Agrumes et saisons chez L’agrumiste
Les agrumes sont cueillis à la main et à maturité, ce qui fait toute la différence dans nos assiettes. Les saveurs sont intenses et les chefs ne s’y trompent pas. Nicolas Hensinger récemment étoilé au Prima Mégève et Lucas Felzine, chef à l’Uma Paris ont d’ailleurs fait le voyage pour découvrir tous les secrets qui se cachent derrières les agrumes de chez L’agrumiste qu’ils subliment chaque jour dans leurs restaurants.
C’est d’Octobre à Janvier qu’il y a la plus grande diversité d’agrumes sur la ferme.
De Septembre à Janvier : les clémentines
De Septembre à Février : la grande famille des cédrats comme la main de bouddha par exemple.

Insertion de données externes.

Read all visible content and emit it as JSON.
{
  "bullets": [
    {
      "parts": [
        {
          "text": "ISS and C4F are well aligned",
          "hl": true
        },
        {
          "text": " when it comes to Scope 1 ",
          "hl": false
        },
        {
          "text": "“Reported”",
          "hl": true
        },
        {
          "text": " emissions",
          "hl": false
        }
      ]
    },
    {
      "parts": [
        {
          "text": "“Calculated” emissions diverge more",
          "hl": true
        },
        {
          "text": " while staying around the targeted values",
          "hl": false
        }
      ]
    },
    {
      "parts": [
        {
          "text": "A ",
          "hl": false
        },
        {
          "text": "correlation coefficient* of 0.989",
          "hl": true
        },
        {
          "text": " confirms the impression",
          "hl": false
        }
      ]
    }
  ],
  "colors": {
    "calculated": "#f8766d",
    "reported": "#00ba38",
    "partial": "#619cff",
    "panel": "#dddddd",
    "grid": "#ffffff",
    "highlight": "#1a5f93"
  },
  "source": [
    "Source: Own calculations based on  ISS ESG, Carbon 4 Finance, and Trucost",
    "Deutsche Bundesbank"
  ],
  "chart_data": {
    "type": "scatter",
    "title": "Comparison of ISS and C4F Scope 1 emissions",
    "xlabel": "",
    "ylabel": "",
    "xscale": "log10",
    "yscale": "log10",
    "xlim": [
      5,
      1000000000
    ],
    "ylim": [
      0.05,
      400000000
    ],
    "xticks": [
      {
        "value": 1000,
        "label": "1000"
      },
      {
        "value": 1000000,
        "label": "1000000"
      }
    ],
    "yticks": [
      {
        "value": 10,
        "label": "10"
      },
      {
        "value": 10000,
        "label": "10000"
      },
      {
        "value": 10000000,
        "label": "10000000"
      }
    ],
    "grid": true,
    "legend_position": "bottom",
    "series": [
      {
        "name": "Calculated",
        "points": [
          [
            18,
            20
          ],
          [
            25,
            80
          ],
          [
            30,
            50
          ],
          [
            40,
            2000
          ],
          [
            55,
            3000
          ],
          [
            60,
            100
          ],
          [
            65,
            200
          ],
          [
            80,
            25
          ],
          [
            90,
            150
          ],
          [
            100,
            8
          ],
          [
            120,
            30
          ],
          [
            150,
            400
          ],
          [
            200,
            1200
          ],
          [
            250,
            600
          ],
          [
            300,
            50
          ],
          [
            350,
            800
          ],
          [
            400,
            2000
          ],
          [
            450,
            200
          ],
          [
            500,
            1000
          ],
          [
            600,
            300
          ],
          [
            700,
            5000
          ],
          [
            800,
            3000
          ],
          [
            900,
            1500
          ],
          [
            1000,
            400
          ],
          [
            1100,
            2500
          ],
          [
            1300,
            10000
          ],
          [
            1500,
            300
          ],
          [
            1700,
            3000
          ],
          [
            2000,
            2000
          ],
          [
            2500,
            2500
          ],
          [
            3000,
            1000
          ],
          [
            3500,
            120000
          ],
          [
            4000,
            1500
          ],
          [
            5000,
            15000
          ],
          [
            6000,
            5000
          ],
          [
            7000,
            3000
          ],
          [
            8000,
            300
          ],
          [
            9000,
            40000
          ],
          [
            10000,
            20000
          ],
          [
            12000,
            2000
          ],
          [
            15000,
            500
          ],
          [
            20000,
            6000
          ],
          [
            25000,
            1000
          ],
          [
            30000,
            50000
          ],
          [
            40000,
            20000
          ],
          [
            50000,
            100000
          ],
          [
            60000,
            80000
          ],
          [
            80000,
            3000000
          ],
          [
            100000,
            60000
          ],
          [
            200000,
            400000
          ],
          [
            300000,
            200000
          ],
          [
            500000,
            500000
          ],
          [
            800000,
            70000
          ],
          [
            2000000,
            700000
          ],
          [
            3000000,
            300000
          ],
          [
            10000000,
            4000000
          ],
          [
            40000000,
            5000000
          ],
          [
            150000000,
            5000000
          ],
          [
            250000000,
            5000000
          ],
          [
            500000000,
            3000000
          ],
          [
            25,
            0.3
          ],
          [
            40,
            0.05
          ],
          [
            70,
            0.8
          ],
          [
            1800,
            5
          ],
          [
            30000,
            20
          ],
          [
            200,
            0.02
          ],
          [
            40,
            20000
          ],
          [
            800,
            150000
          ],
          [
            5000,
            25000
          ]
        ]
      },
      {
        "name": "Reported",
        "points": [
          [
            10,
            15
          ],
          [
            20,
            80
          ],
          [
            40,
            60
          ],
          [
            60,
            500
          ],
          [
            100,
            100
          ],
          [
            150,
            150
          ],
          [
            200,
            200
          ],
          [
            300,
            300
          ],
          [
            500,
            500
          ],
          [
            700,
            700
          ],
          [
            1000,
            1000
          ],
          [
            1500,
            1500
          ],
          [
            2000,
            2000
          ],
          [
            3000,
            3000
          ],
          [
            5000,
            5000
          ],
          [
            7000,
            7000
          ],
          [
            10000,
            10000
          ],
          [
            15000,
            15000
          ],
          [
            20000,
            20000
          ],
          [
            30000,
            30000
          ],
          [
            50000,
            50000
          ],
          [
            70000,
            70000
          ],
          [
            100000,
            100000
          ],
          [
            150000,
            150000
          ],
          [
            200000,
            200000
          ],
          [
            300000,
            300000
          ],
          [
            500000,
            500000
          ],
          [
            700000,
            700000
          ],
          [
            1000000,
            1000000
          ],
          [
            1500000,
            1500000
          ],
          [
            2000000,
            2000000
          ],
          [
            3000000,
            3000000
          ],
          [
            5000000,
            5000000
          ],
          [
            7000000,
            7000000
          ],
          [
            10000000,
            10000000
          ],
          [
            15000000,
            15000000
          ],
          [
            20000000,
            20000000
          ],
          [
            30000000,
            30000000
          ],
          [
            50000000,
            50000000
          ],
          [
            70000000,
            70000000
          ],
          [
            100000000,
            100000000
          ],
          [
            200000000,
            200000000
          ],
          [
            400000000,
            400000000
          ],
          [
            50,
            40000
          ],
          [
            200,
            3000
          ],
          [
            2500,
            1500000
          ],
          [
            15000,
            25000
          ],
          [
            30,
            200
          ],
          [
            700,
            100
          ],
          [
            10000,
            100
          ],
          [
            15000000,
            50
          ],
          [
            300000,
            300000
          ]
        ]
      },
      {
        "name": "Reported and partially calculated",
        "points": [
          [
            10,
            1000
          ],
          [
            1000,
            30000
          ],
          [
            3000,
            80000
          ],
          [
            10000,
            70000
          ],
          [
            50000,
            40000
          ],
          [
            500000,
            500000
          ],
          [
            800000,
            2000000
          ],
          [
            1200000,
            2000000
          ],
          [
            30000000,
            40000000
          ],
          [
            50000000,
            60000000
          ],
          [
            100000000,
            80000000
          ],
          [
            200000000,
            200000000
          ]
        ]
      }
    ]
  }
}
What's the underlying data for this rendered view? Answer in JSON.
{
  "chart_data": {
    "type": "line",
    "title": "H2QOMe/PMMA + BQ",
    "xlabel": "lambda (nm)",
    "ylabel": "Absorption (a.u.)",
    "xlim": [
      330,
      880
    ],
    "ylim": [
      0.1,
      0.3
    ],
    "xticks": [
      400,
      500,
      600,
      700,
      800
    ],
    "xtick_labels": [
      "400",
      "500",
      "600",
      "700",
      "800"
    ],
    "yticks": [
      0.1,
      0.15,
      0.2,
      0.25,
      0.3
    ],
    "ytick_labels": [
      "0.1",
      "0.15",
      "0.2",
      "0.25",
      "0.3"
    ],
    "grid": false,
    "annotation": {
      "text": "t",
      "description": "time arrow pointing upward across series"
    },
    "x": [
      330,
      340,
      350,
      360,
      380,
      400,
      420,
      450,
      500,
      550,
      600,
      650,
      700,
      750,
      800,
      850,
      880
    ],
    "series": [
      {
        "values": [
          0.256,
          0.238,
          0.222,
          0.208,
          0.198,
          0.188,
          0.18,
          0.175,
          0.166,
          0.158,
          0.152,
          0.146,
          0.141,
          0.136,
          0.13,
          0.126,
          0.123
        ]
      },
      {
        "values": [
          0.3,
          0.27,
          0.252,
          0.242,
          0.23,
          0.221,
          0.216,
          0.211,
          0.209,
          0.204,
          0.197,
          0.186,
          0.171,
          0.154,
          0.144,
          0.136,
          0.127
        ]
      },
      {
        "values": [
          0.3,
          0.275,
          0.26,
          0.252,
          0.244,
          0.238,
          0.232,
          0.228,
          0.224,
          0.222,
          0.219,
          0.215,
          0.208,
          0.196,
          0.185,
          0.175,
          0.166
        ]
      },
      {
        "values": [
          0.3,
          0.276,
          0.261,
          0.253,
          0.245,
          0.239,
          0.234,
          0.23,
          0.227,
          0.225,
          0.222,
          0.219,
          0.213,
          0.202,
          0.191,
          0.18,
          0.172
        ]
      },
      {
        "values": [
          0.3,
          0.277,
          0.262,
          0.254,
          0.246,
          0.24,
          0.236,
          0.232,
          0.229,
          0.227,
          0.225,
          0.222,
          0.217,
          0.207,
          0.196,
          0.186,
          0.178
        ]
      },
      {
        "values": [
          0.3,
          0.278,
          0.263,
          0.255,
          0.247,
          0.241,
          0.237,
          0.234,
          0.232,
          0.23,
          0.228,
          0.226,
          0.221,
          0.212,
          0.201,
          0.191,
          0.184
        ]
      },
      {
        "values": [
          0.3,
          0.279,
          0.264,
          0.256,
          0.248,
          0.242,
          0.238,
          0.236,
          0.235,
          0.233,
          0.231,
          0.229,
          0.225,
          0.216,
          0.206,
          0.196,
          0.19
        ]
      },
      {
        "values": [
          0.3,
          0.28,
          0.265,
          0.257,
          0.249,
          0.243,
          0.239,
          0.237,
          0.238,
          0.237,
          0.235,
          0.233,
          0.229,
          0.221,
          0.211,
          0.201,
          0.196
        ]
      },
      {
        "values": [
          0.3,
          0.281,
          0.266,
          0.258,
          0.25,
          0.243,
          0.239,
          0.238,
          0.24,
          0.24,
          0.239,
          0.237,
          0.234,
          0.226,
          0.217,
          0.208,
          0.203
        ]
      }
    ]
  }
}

En Novembre et Décembre : les agrumes de diversité comme le Yuzu, le citron caviar, la famille des kumquats, le tangelolo ou le Dekotchin.
En Décembre : les bergamotes, les pomelos Hassaku et les vraies mandarines d’antan, sans pépins.
De Novembre à Juin : La Cambria (famille des navels) ou des variétés tardives comme la Valencia Late (famille des oranges).
En juillet et en Août : les citrons (lime, combava et sudachi japonais).
Où trouver les agrumes de chez L’Agrumiste ?
Le conditionnement et la distribution sont entièrement gérés par l’Agrumiste pour assurer un temps record entre récolte et livraison des clients, sans stockage à la ferme. Ils sont vendus en France aux professionnels par les Vergers Saint-Eustache, primeur d'exception à Rungis.
La bonne nouvelle, c’est qu’une boutique l’Agrumiste va ouvrir à Paris, fin 2019/début 2020. Les particuliers pourront acheter un grand nombre de variétés d’agrumes non traités mais aussi des produits dérivés (citrons confits, sorbets, confitures, etc.).
Nous avons hâte de découvrir cette boutique parisienne.